In the news this week are reports that the Association of British Travel Agents (ABTA) is urging people to lobby their MP’s for costs reform in holiday sickness claims. Apparently there has been a 500% increase in compensation claims for holiday sickness since 2013 and this is going to lead to restricted holiday choices, including Brits being banned from holidays in Spain and Turkey! Won’t somebody think of the children!?
ABTA currently operates a non-mandatory ADR scheme to deal with holiday sickness claims. The scheme has previously been subject to case law. In TUI UK LTD v TICKELL & ORS  EWHC 2741 (QB) there were 205 claimants who had travelled on the company’s cruise ship. Their claims fell into three groups: “quality only” claims, minor illness claims, and serious illness claims. Certain costs decisions of Master Howarth were appealed to the High Court including whether the Claimants should be penalised in costs for failing to use the ABTA mediation scheme. Mrs Justice Elisabeth Laing DBE found that “on the facts of this case, I consider that it would not have been open to the Master to hold (had he entertained the argument) that the quality only Claimants should, either, recover no costs at all, or be restricted to the costs of using the ABTA scheme. I consider that if a Defendant wishes to rely, at the stage of a detailed assessment, on the availability of an industry-specific ADR scheme, which is referred to in the relevant contract, but it is not binding, and is not expressed to oust the jurisdiction of the courts, the Defendant must make that clear in its pre-action protocol response. The Defendant did not do so here. The Defendant did not admit liability. The claims were robustly contested. Moreover, the Defendant did not respond to the Claimants’ offer of ADR. Had the Master concluded in this case that the Claimants should get no costs, or only recover the costs of using the ABTA scheme, such a conclusion, on these facts, would have been plainly wrong.”
The ABTA scheme was again considered by Singh J in the High Court appeal of BRIGGS & 598 ORS v FIRST CHOICE HOLIDAYS & FLIGHTS LTD QBD (Singh J) 08/02/2017 (as yet unreported). The costs judge had found that the Claimants’ were not entitled in principle to recover litigation costs because it was not reasonable or proportionate for them to eschew the ABTA mediation. On appeal, Singh J found that this decision went too far and the costs judge had erred as it was not inherently unreasonable to enter into a CFA rather than a voluntary mediation scheme.

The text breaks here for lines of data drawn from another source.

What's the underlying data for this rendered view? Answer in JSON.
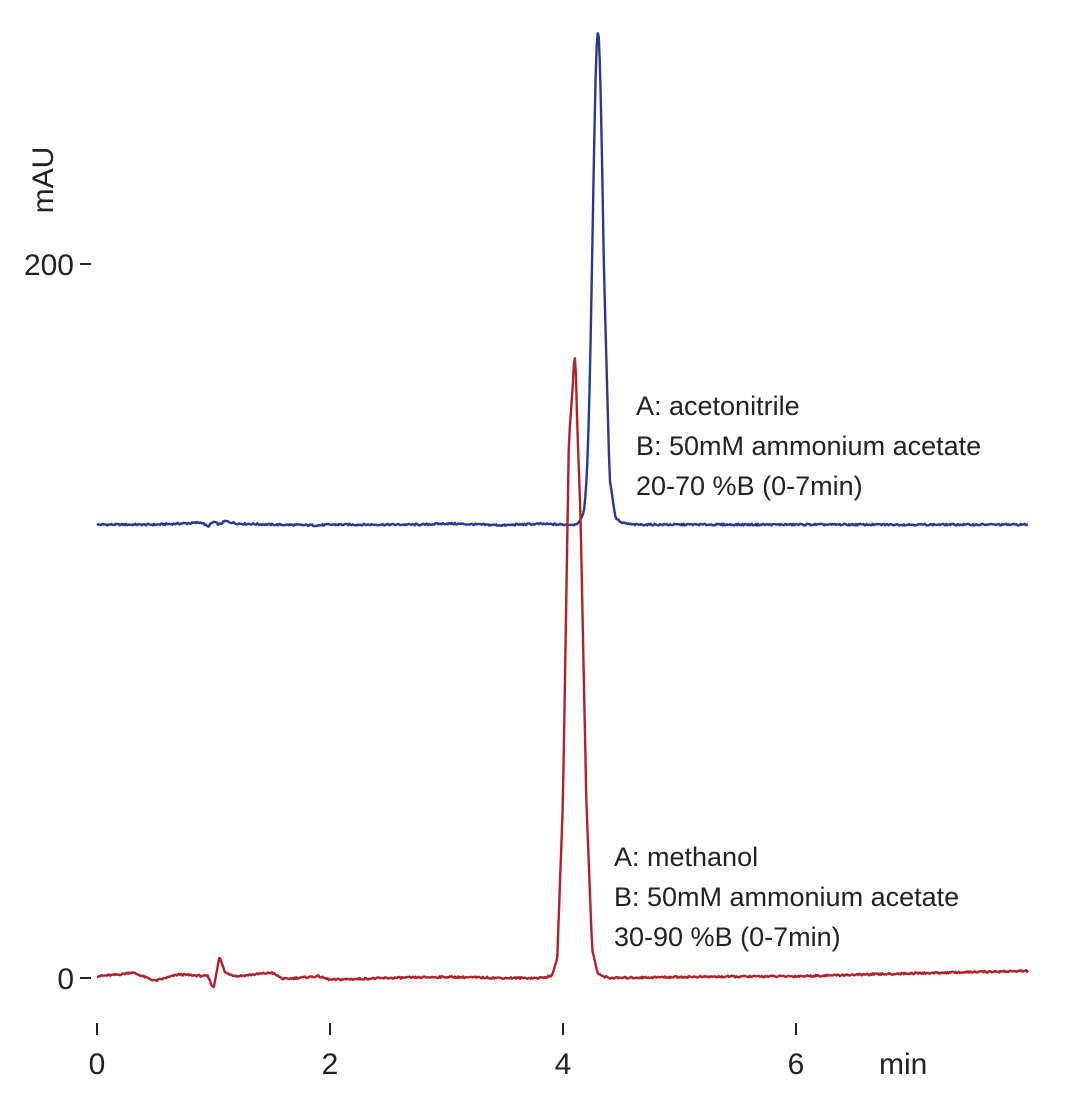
{
  "chart_data": {
    "type": "line",
    "xlabel": "min",
    "ylabel": "mAU",
    "xlim": [
      0,
      8
    ],
    "ylim": [
      0,
      300
    ],
    "x_ticks": [
      0,
      2,
      4,
      6
    ],
    "y_ticks": [
      0,
      200
    ],
    "grid": false,
    "legend": "none",
    "series": [
      {
        "color": "#2a3990",
        "baseline": 127,
        "peak": {
          "x": 4.3,
          "height": 138
        },
        "x": [
          0,
          0.5,
          0.8,
          0.9,
          0.95,
          1.0,
          1.05,
          1.1,
          1.2,
          1.5,
          1.9,
          2.0,
          2.5,
          2.8,
          3.0,
          3.5,
          3.6,
          3.8,
          4.0,
          4.1,
          4.15,
          4.2,
          4.25,
          4.3,
          4.35,
          4.4,
          4.45,
          4.5,
          4.6,
          5.0,
          6.0,
          7.0,
          8.0
        ],
        "values": [
          127,
          127,
          127.4,
          127.6,
          126.4,
          127.8,
          127,
          128,
          127.3,
          127,
          126.8,
          127,
          127,
          127,
          127.3,
          126.8,
          127,
          127.2,
          127,
          127,
          128,
          133,
          180,
          265,
          200,
          140,
          129,
          127.5,
          127,
          127,
          127,
          127,
          127
        ]
      },
      {
        "color": "#b0212a",
        "baseline": 0,
        "peak": {
          "x": 4.1,
          "height": 174
        },
        "x": [
          0,
          0.2,
          0.3,
          0.5,
          0.7,
          0.95,
          1.0,
          1.05,
          1.1,
          1.2,
          1.5,
          1.6,
          1.9,
          2.0,
          2.5,
          3.0,
          3.5,
          3.8,
          3.9,
          3.95,
          4.0,
          4.05,
          4.1,
          4.15,
          4.2,
          4.25,
          4.3,
          4.4,
          5.0,
          6.0,
          7.0,
          8.0
        ],
        "values": [
          0.5,
          1,
          1.6,
          -0.8,
          1,
          0.5,
          -3,
          6,
          1.5,
          0.5,
          1.5,
          -0.3,
          0.5,
          -0.5,
          0,
          0.3,
          0,
          0,
          0.5,
          5,
          50,
          150,
          174,
          130,
          50,
          8,
          1,
          0,
          0.3,
          0.5,
          1.3,
          2
        ]
      }
    ],
    "annotations": [
      {
        "lines": [
          "A: acetonitrile",
          "B: 50mM ammonium acetate",
          "20-70 %B (0-7min)"
        ]
      },
      {
        "lines": [
          "A: methanol",
          "B: 50mM ammonium acetate",
          "30-90 %B (0-7min)"
        ]
      }
    ]
  }
}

So despite these very recent High Court judgments, the chief executive of ABTA is quoted as saying that “the legal loophole that is allowing firms to unduly profit from these claims must be closed. This would allow people with genuine claims access to justice but make this area less attractive to claims firms.”
As is usual with insurer backed costs reforms, there appears to be little actual data in support of the proposals. The courts have already found that a CFA is not inherently unreasonable, so it follows that a CFA is not a “legal loophole”. There are allegations of fraudulent claims but no clear information regarding the alleged fraud. Any fraudulent claims should of course be defended and fraud should be prosecuted however it is unclear how this relates to the proposals for fixed costs.
It’s almost as if insurers have a financial interest in trying to limit access to justice. The insurance industry successfully lobbied for fixed costs in other areas of personal injury using the same allegations of “increased fraudulent claims” and “increased costs to consumers” so time will tell if this new round of lobbying will be successful. The priority should be access to justice not savings for insurers.